Database performance degrades due to continuous business changes, increasing concurrent users, and continuous data growth.
Generally, database performance is defined by the response time to user requests.
Optimal database performance can be defined as achieving maximum performance with minimal resources.
Factors that degrade database performance can arise from the initial analysis and design phases through to the development and pre-operation stages.
| step | Optimization section | Content |
|---|---|---|
| Analysis | Business Process Optimization | Eliminate inefficient elements, and perform process optimization that aligns with the business vision and strategy |
| Analysis | architecture | Considering transaction throughput, performance, data growth trends, security, and availability, set the architectural direction. |
| Design | Physical design | Response time, distributed DB environment, concurrent user count, data size, parallel processing and distribution, centralization, design for redundancy |
| Design | Application Design | Access paths, data request forms, and index considerations for optimal performance when integrated with the DB. |
| development | SQL | By improving developers’ skills and ensuring compliance with development standards, it enables adherence to performance policies. |
| Operation | OS tuning | Perform tuning for CPU, memory, disk I/O, and related components. |
| Operation | Network tuning | Perform tuning based on the volume of data, files, and other transfers. |
| Operation | DB tuning | Perform tuning of elements such as data architecture, parameters, and log files |
| Operation | Application Tuning | Continuously monitor the production system and perform tuning by applying SQL and index policies for performance‑degrading applications, as well as cluster policies. |
Caching Implementation
Caching is the process of temporarily storing data or files in an intermediate location between the client and persistent storage to process future requests faster and reduce network throughput.
Caching improves application performance and reduces costs by reusing previously retrieved data.
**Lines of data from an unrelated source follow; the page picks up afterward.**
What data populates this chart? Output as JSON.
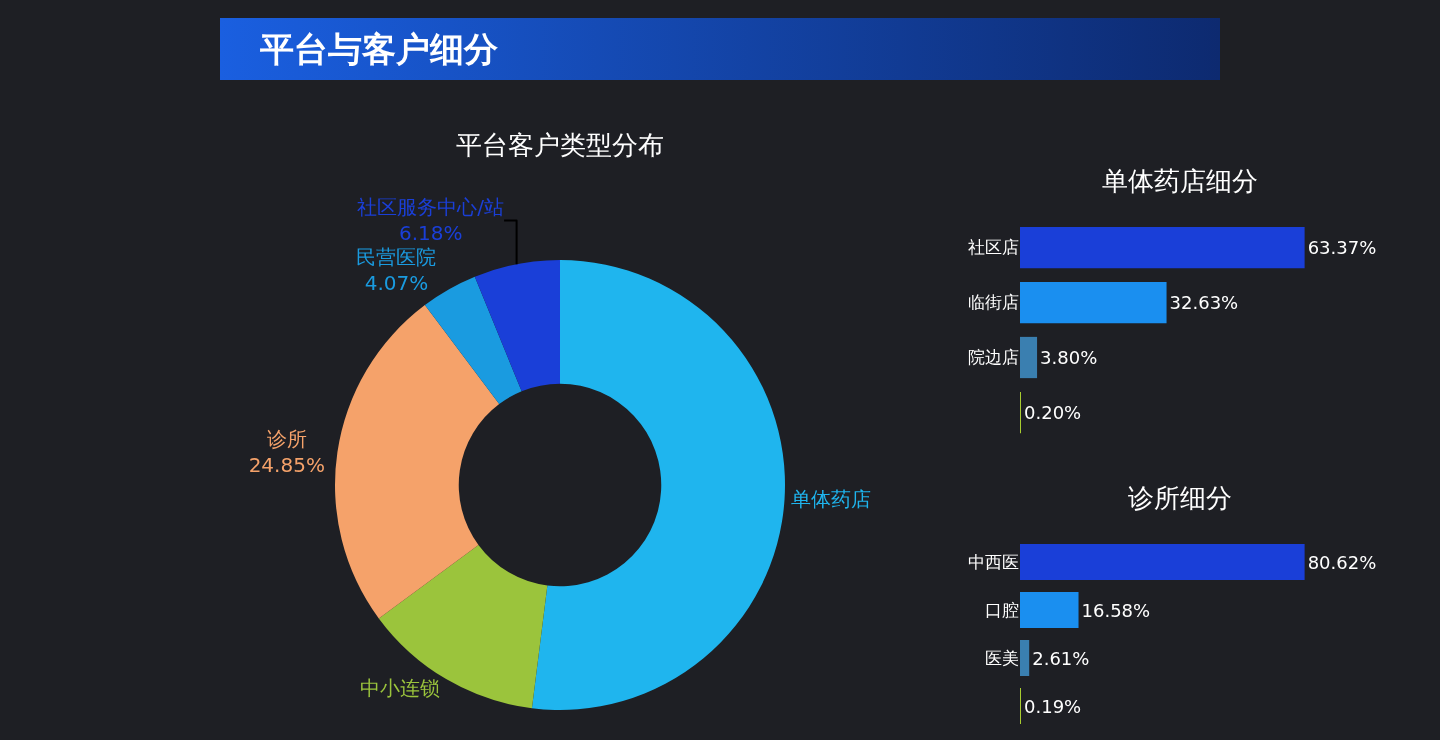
{
  "chart_data": [
    {
      "type": "donut",
      "title": "平台与客户细分",
      "subtitle": "平台客户类型分布",
      "categories": [
        "单体药店",
        "中小连锁",
        "诊所",
        "民营医院",
        "社区服务中心/站"
      ],
      "values": [
        51.99,
        12.91,
        24.85,
        4.07,
        6.18
      ],
      "value_labels": [
        null,
        null,
        "24.85%",
        "4.07%",
        "6.18%"
      ],
      "colors": [
        "#1fb5ee",
        "#9bc43c",
        "#f5a26a",
        "#1a9be0",
        "#1a3fd8"
      ],
      "legend": false
    },
    {
      "type": "bar",
      "orientation": "horizontal",
      "title": "单体药店细分",
      "categories": [
        "社区店",
        "临街店",
        "院边店",
        null
      ],
      "values": [
        63.37,
        32.63,
        3.8,
        0.2
      ],
      "value_labels": [
        "63.37%",
        "32.63%",
        "3.80%",
        "0.20%"
      ],
      "colors": [
        "#1a3fd8",
        "#1a8ff0",
        "#3a7fb0",
        "#a8cc30"
      ],
      "grid": false,
      "legend": false,
      "tick_labels": "y"
    },
    {
      "type": "bar",
      "orientation": "horizontal",
      "title": "诊所细分",
      "categories": [
        "中西医",
        "口腔",
        "医美",
        null
      ],
      "values": [
        80.62,
        16.58,
        2.61,
        0.19
      ],
      "value_labels": [
        "80.62%",
        "16.58%",
        "2.61%",
        "0.19%"
      ],
      "colors": [
        "#1a3fd8",
        "#1a8ff0",
        "#3a7fb0",
        "#a8cc30"
      ],
      "grid": false,
      "legend": false,
      "tick_labels": "y"
    }
  ]
}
The following content illustrates the caching mechanisms at each layer.
| layer | Target | Caching implementation |
|---|---|---|
| Web layer | Web content | Improving web content delivery latency of the web server → Content delivery using a Global CDN |
| Application layer | User session data | Improve application performance and data access performance using a key/value store and local cache → State management using CacheStore |
| Database layer | Data | Reduced latency when requesting database queries using a database buffer and key/value store → Implemented data caching with CacheStore and offloaded read load by configuring replicas |
Performance efficiency of the web layer primarily relates to the delivery of static content such as images, videos, and HTML pages.
The closer this static content is served to the user’s geographic location, the lower the latency and the faster the response.
By implementing caching using a Global CDN, you can deliver content from locations closer to the user, providing a better user experience.
By applying caching in the Application layer to store the results of complex repetitive requests, you can reduce business logic calculations and database access.
Furthermore, by implementing a state management database to separate state storage from the Application server, you can improve service performance while avoiding session loss or concentration during horizontal scaling.
Generally, the speed and throughput of the entire service depend on database performance.
For services using relational databases, resources cannot be increased by scaling out horizontally, and because vertical scaling has limitations, significant effort is required for performance management.
Applying caching to the database significantly increases database throughput and reduces data retrieval latency.
Placing a Redis-based CacheStore (DBaaS) in front of the database or configuring a Replica of the Database service to distribute read load is also an effective strategy for improving performance.